Never in a million years did I think I would be a CIO mommy. I'm the annoying one in baby group saying how horrid it is and how could a mother do that. But there's nothing like becoming a parent to make eating your words a part of your daily meal.

We tried the water thing. We tried rocking the Moses basket. We tried a return to co sleeping. We tried sitting in the room. We tried putting our hand on her tummy so she knew were were there. We tried putting the Moses basket in the cot instead of the big scary cot. Honestly. We. Tried.

This really wasn't a light decision because I knew hearing her cry would break my heart an it did. But I don't believe a few nights of hell for the positive it may bring will cause my baby to love me any less. Especially if her mommy and daddy are better more awake parents during the day.

Each to their own. What works for one baby won't for another. We're all just dedicated mommies and daddies trying to work through this parenting thing and raise happy healthy babies.

So.... An update!

She woke at just before 4. She never became hysterical like she did at 11pm but she did cry. Eventually this turned to mithering. A ra ra raaaya type thing which went on a long while. She finally went to sleep at 5.30am which is when I finally crashed. I then woke at 7.15am as my breasts were hurting so much and quietly went into her room to see what she was doing. She was just waking herself, rubbing her eyes an rolling about but not crying. Full of smiles when she saw evil mommy.

After a feed i went back to bed (have had about 3.5hours in total over night/this morning - yawn) and DH got up with her. I woke up 9am which Is when our next feed normally is followed by breakfast. DH was half way through the routine again for her morning nap and she still had not dropped off. As it was feeding time I fed her - but not sure if this is what I was meant to do? What happens if they continue to cry into their meal time?

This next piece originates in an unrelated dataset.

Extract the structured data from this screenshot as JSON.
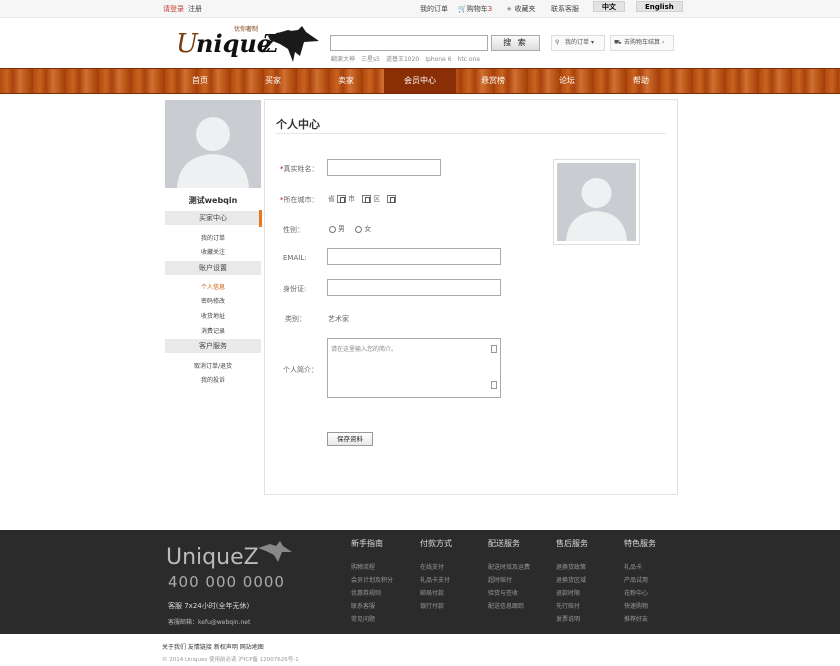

Thank you for the support x
 
I am not familiar with the method you've described but I had a thought about the wake at 4am which you may have already covered but anyhow, is bub nice and cozy in bed? It's a pretty typical 'cold' wake up time and she could be using the milk and cuddle to warm up. Also does she have a comforter? My little man has a frog he just adores which he sleeps with and he snuggles into it to sleep. Anyway just a few ideas. Hope she is sleeping right thru for you soon :)
 
I am not familiar with the method you've described but I had a thought about the wake at 4am which you may have already covered but anyhow, is bub nice and cozy in bed? It's a pretty typical 'cold' wake up time and she could be using the milk and cuddle to warm up. Also does she have a comforter? My little man has a frog he just adores which he sleeps with and he snuggles into it to sleep. Anyway just a few ideas. Hope she is sleeping right thru for you soon :)

Hi :)

She's in a sleeping bag, they're pretty thick and the label states not to be used with any other blankets. But tonight I may try putting an additional blanket over her at the beginning of the 4am wake up. Thanks for the tip.

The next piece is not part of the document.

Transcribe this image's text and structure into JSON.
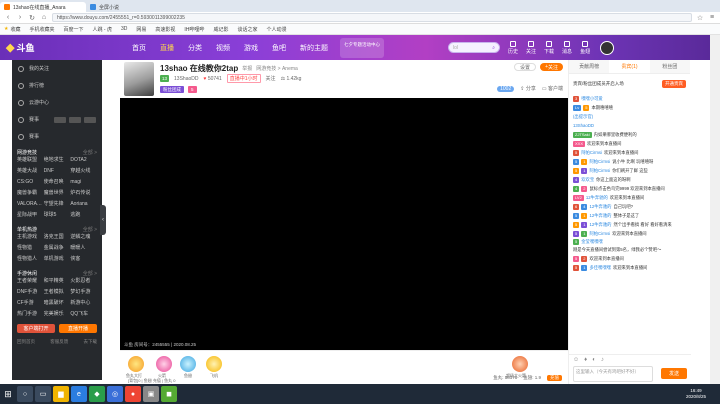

We introduced a lovely last night in the hope it will comfort her. It's one of those square pieces of material with a giraffes head. I wore it for a couple of hours before bedtime. At one point between 4.30 and 5 this morning she went quiet and when I popped my head in she wake playing with it. So fingers crossed the association will be there in a few days x
 
You sound just like me, I also didn't think cio/cc was for me and I was determined to wait it out. I jumped at every whimper for the first 6 months too (which I don't regret btw, and will do the same for the next bub). I didn't take the decision to do cc lightly either. I guess having a baby gives you perspective:haha:
 
I will do the same for the next baby too. I think at 6 months and when it becomes clear that its not food she's after becomes the turning point for us.

Well we're on nap two now. 24 minutes and she's down. She got hysterical again but I only made it to the 8 min interval before she fell asleep holding the giraffe.

Still so upsetting to see but at least it was over with quickly. Last nights hour and a half was horrendous.